Governance is a fundamental (perhaps the fundamental) process within EA to connect the business aspirations with the current and future enterprise reality. Governance is probably also the most contentious EA process: a necessary evil at best or a dysfunctional rubber stamp or change-prevention mechanism at worst. The current focus on enterprise agility provides a context for refining governance. The conclusion is not to throw out governance or to diminish EA to a laissez-faire view of awareness and simplistic control of the enterprise. Rather, the conclusion is that governance can be made effective, compelling, and a value-add to agility.
Part of the complexity with governance is that it varies widely and is a tradeoff of constraints and flexibilities. The telecom industry in the early 1990s illustrates one view of governance. This was a time of great expansion of ideas/capabilities (e.g., cell phones, network features such as voicemail, data transport in addition to voice) but also a time of great constraint (50% of customers did not even have touch-tone phones — remember those circular dial faces!, and the connections were twisted-pair copper wires, not higher performance wires, cables, or fibers). At that time, the enterprise architecture — the way calls were switched, the way signals were sampled and processed by software, the way endpoint devices (phones) worked, and so on — was a set of relatively immovable constraints. This is not to say that the role of architecture (and the architects) was to limit innovation, but rather help “engineer” tradeoffs based on the current reality to encourage workable innovation and delivery. There was no doubt, though, that governance was there to enforce architectural constraints, and that the flexibilities were limited to understanding what those constraints did and didn’t mean. Outcomes included ways to deliver network services, such as caller ID, call waiting, network voicemail, and so on, to subscribers that had the most basic handsets and far-reaching features like “number portability” (the precursor to today’s ability to migrate phone numbers from landlines to cell phones or between providers). There were disruptive transitions, such as adding area codes or splitting them, that needed to be managed.

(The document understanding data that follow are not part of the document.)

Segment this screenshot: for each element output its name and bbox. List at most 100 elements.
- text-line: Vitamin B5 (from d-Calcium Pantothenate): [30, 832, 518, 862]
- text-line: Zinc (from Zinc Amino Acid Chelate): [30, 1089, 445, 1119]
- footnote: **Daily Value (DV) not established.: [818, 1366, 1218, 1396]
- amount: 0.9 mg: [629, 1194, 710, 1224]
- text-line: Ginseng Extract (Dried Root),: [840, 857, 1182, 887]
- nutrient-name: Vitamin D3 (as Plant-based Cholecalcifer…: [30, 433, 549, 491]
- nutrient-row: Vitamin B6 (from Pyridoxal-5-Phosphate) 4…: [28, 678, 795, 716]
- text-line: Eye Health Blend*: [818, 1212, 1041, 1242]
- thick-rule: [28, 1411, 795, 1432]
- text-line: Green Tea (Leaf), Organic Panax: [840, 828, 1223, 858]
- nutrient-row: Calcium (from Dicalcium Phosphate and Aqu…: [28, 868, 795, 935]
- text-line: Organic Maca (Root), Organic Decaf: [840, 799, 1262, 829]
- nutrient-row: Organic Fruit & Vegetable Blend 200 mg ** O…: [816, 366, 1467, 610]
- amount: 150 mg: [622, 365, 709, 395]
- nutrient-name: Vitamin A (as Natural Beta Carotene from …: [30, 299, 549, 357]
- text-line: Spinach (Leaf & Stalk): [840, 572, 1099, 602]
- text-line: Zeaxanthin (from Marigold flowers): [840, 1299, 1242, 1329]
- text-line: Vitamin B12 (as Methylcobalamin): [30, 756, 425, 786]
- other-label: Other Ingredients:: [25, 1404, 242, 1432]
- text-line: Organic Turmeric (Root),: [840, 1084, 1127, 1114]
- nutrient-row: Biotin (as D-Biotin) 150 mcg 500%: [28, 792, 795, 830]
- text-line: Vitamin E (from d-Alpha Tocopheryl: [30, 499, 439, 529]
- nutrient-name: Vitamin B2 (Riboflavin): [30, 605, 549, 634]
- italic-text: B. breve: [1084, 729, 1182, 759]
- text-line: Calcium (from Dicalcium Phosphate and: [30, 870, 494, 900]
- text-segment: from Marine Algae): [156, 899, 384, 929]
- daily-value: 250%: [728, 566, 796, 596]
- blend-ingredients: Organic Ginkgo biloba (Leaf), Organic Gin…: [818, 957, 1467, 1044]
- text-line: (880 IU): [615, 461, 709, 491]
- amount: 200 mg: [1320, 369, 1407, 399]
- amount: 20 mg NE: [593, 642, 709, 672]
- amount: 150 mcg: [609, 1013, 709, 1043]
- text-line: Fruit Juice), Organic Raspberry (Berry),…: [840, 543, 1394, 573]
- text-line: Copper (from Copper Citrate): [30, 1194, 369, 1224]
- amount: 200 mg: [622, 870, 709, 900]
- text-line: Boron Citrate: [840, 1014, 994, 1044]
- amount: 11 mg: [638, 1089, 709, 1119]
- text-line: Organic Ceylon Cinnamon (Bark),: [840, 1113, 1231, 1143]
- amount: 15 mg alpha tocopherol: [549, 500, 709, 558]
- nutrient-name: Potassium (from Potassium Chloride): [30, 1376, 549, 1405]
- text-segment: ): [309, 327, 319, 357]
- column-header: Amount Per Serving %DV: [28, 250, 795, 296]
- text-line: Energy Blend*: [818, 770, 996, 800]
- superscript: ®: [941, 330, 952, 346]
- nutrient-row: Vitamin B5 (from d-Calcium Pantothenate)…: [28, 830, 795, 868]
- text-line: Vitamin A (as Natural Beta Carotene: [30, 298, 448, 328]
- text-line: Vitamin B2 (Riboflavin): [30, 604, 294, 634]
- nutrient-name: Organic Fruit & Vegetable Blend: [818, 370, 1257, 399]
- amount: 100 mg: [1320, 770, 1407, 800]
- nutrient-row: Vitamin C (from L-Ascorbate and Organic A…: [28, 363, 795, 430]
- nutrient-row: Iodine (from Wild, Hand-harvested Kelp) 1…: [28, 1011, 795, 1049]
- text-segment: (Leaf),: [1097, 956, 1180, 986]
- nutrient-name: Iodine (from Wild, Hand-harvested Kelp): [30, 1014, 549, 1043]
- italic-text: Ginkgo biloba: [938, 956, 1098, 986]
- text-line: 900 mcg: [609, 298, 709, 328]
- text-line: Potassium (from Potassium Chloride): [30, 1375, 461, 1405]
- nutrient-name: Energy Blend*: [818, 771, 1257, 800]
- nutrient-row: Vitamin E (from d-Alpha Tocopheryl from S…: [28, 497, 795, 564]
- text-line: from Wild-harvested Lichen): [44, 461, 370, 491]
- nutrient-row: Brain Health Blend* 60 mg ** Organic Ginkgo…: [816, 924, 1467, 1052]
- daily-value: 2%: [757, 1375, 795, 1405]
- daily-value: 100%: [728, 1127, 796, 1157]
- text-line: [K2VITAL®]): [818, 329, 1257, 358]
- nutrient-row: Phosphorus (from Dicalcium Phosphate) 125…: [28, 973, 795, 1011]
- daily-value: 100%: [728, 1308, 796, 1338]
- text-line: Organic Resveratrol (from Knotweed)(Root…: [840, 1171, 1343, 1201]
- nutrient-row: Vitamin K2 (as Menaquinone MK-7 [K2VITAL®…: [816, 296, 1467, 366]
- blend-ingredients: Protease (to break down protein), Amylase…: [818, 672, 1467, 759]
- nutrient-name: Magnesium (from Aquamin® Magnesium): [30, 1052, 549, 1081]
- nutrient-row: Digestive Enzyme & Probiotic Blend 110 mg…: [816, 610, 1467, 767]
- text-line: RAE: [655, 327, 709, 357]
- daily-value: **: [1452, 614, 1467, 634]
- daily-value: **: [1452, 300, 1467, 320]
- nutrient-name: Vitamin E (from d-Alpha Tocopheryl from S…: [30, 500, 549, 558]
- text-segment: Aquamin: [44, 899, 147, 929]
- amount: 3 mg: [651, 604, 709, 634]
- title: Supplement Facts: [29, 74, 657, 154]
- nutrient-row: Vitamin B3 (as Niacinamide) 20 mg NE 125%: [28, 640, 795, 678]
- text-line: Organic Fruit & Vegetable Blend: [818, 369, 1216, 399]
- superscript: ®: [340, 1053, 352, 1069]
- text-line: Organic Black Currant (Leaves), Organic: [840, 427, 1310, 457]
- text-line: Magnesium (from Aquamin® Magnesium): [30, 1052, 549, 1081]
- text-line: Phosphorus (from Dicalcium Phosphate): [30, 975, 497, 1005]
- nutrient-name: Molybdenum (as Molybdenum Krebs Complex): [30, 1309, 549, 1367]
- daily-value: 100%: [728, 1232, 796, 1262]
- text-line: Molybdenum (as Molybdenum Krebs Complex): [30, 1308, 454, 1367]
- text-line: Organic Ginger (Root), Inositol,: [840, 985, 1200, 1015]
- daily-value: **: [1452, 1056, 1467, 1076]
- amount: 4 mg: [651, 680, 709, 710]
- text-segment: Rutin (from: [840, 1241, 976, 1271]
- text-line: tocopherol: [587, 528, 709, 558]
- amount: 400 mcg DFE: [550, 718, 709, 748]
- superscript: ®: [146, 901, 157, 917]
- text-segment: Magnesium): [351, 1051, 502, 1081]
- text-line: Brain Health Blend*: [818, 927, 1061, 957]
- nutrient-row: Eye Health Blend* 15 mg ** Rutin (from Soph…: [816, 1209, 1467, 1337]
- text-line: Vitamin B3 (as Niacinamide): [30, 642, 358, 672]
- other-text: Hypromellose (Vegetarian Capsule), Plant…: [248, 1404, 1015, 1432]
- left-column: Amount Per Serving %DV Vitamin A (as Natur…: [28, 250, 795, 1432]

Another view of governance is that it manages the roadmap from the “as is” to “to be” architectures. The nature of the concerns can range from explicit transitions (e.g., moving from one document management solution to another) to abstract goals (e.g., adoption of XML, SOA, or REST) to operational concerns (e.g., the JDK version or App Server version used for implementation). In this view of governance, the architectural transition is driving the change, and the enterprise is shifting from a state of compliance with one set of standards to compliance with another set of standards. An audit function is performed to evaluate if each project/delivery is to either be part of the status quo or part of the managed change. This audit often occurs so late in the process that there is not much that can be done if the answer is other than what is expected. The audit and the mandate for compliance may occur at an idea level, not based on an integrated end-to-end capability that involves the details of how the transition was applied.
Enterprise governance ultimately provides answers to the following questions, and the considerations for how to answer them in an agile enterprise are significant:
- What third-party technologies are we using across the enterprise, and is that consistent with what we want to be using (vendor, version, licensing, migrations, policies on open source usage)? Agile methods use the term “situational awareness” as necessary to understand how a project is doing so that next steps can be evaluated. Governance provides an enterprise-level situational awareness.
- What are the third-party technologies being used on a given project, and are those from the approved list of technologies (including transitions)? The system-level projects may or may not be able to avail of the full set of options (i.e., variants) within the enterprise, so there is a fit-for-purpose analysis that is made. In the agile development process, that purpose and fit may emerge rather than be planned and this will need to be addressed with governance.
- When have technology choices changed on a project/system, what are those changes, and are those changes expected/approved? This is similar to the above, but emphasizes that much of the desire/need for technology transition is discovered at the systems project level. There are big ideas that might be able to flow from top down (e.g., adopt messaging over remote procedure call (RPC), or adopt document management over file storage), but within those large domains, the discovery of what works and doesn’t comes from the projects. Governance needs to be aware of these transitions, allowing for a managed, bottom-up innovation.
- What are the internal supplier-consumer (integration) relationships between projects/systems? Governance is not just about technology usage within a system, but also integration between systems. Integration has a technology underpinning, but the more significant concerns are at the level of interface models, data exchange models, and the ability to test system-of-systems integrations for functional, nonfunctional, and error-handling issues. Agile development emphasizes a continuous integration approach that necessities an integration environment that is always available (to each system/project), always up to date (and able to be moved to different dated revisions easily), and supports automated testing. But these responsibilities to the system-of-systems integration are, by their nature, bigger than any one system, and hence effective governance can make this workable and efficient.
- Are the third-party technology and integration choices across projects/systems compatible (note: this does not need to mean identical)? The key is compatibility, not conformity. This is a transition in the governance approach for standardization but appeals to the sense that “one size does not fit all,” and what organizations really need is a way to realize that objective in a way that supports agility without leading to chaos.